The PDEs of our hearts and minds
Why should we and how can we use mathematical and computational models to study
- tissue fluid flow and waste clearance in the brain?
- the mechanics of a beating human heart?
- collections of pluripotent stem cells?
In this talk, I will present state-of-the-art mathematical models, numerical techniques, and computational tools for addressing the above questions in particular and the role of modelling and simulation in biomedical computing in general. Topics include: modelling electrical signal propagation in tissue, hyperelastic material models including both passive and active forces, generalized poroelasticity models, stability and convergence analysis of mixed finite element methods, pde-constrained optimization and computational frameworks such as the FEniCS and dolfin-adjoint projects [1-3].
References
[1] G. Balaban, M. S. Alnaes, J. Sundnes, and M. E. Rognes. Adjoint multi-start-based estimation of cardiac hyperelastic material parameters using shear data. Biomechanics and modeling in mechanobiology, 15(6):1509-1521, 2016.

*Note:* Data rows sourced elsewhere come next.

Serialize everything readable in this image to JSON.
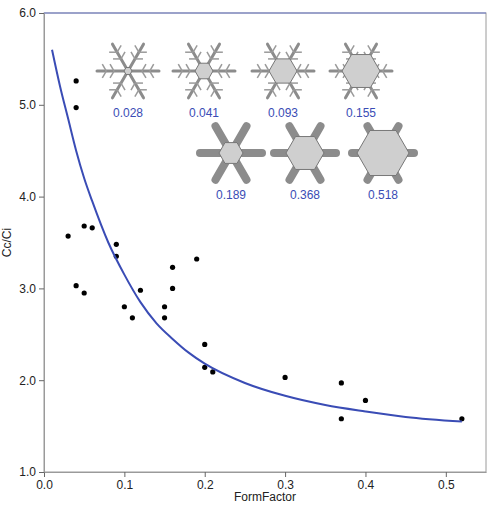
{
  "chart_data": {
    "type": "scatter",
    "x_label": "FormFactor",
    "y_label": "Cc/Ci",
    "xlim": [
      0,
      0.55
    ],
    "ylim": [
      1,
      6
    ],
    "xticks": [
      {
        "value": 0,
        "label": "0.0"
      },
      0.1,
      0.2,
      0.3,
      0.4,
      0.5
    ],
    "yticks": [
      {
        "value": 1,
        "label": "1.0"
      },
      {
        "value": 2,
        "label": "2.0"
      },
      {
        "value": 3,
        "label": "3.0"
      },
      {
        "value": 4,
        "label": "4.0"
      },
      {
        "value": 5,
        "label": "5.0"
      },
      {
        "value": 6,
        "label": "6.0"
      }
    ],
    "grid": false,
    "annotations": [
      "0.028",
      "0.041",
      "0.093",
      "0.155",
      "0.189",
      "0.368",
      "0.518"
    ],
    "series": [
      {
        "type": "scatter",
        "color": "#000000",
        "marker": "circle",
        "x": [
          0.03,
          0.04,
          0.04,
          0.04,
          0.05,
          0.05,
          0.06,
          0.09,
          0.09,
          0.1,
          0.11,
          0.12,
          0.15,
          0.15,
          0.16,
          0.16,
          0.19,
          0.2,
          0.2,
          0.21,
          0.3,
          0.37,
          0.37,
          0.4,
          0.52
        ],
        "values": [
          3.57,
          5.26,
          4.97,
          3.03,
          2.95,
          3.68,
          3.66,
          3.48,
          3.35,
          2.8,
          2.68,
          2.98,
          2.8,
          2.68,
          3.23,
          3.0,
          3.32,
          2.39,
          2.14,
          2.09,
          2.03,
          1.97,
          1.58,
          1.78,
          1.58
        ]
      },
      {
        "type": "line",
        "color": "#3a4cb5",
        "line_style": "solid",
        "x": [
          0.01,
          0.02,
          0.03,
          0.04,
          0.05,
          0.06,
          0.08,
          0.1,
          0.12,
          0.14,
          0.16,
          0.18,
          0.2,
          0.25,
          0.3,
          0.35,
          0.4,
          0.45,
          0.52
        ],
        "values": [
          5.6,
          5.2,
          4.85,
          4.5,
          4.2,
          3.95,
          3.5,
          3.15,
          2.85,
          2.62,
          2.45,
          2.3,
          2.18,
          1.97,
          1.83,
          1.73,
          1.66,
          1.6,
          1.55
        ]
      }
    ]
  }
}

[2] G. Balaban, H. Finsberg, H. H. Odland, M. Rognes, S. Ross, J. Sundnes, and S.Wall. High resolution data assimilation of cardiac mechanics applied to a dyssynchronous ventricle. International Journal for Numerical Methods in Biomedical Engineering, 2017.
[3] P. E. Farrell, D. A. Ham, S. W. Funke, and M. E. Rognes. Automated derivation of the adjoint of high-level transient finite element programs. SIAM Journal on Scientific Computing, 35(4):C369-C393, 2013.